Nightmare-Eclipse Tooling Seen in Real-World Intrusion
Essential information
- Published
- 20/04/2026 22:28
- Modified
- 21/04/2026 09:28
- Source / Author
- AlienVault
- Confidence
- 100/100
- Report type(s)
- threat-report
- Labels / Tags
- beigeburrow bluehammer cve-2026-33825 fortigate vpn nightmare-eclipse privilege escalation redsun undefend windows defender bypass
- Tags
- 2026-04-20 CVE-2026-33825 beigeburrow bluehammer fortigate vpn nightmare-eclipse privilege-escalation redsun undefend windows defender bypass
- Related entities
- 1 vulnerabilities (cve), 3 indicators, 3 observables, 18 techniques (mitre), 4 malware
Description
Activity involving BlueHammer, RedSun, and UnDefend tooling from the Nightmare-Eclipse proof-of-concept repository was observed during a live intrusion investigation. The malicious binaries were staged in user-writable directories including Pictures and Downloads folders, with execution attempts failing despite hands-on-keyboard reconnaissance activities.
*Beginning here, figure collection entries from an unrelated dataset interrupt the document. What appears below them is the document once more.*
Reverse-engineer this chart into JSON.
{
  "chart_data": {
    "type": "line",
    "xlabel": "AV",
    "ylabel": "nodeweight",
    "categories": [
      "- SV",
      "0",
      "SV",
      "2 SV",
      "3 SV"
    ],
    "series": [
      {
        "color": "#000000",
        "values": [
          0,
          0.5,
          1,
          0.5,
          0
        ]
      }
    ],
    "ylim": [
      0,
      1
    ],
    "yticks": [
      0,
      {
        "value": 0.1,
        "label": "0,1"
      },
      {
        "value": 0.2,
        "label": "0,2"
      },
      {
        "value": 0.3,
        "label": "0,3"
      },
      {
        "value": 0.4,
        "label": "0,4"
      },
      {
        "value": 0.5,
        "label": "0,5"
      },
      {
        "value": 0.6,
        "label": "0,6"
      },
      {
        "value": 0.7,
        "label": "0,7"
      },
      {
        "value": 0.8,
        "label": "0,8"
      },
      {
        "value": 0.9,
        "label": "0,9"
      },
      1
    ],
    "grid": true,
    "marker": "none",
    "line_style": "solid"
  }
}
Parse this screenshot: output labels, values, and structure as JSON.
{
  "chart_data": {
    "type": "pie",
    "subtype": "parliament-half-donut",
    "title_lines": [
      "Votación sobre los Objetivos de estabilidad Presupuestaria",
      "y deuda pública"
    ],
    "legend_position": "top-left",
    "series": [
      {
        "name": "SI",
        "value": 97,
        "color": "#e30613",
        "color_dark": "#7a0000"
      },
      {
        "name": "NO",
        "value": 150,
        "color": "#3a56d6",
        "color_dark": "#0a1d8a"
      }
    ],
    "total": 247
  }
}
The threat actor demonstrated unfamiliarity with the tools, misspelling command parameters and attempting non-functional flags. Initial access was traced to compromised FortiGate SSL VPN credentials, with connections originating from Russia, Singapore, and Switzerland. A Go-based tunneling agent dubbed BeigeBurrow was deployed for persistent access, beaconing to attacker infrastructure over port 443 using HashiCorp's yamux library for multiplexed reverse tunneling capabilities.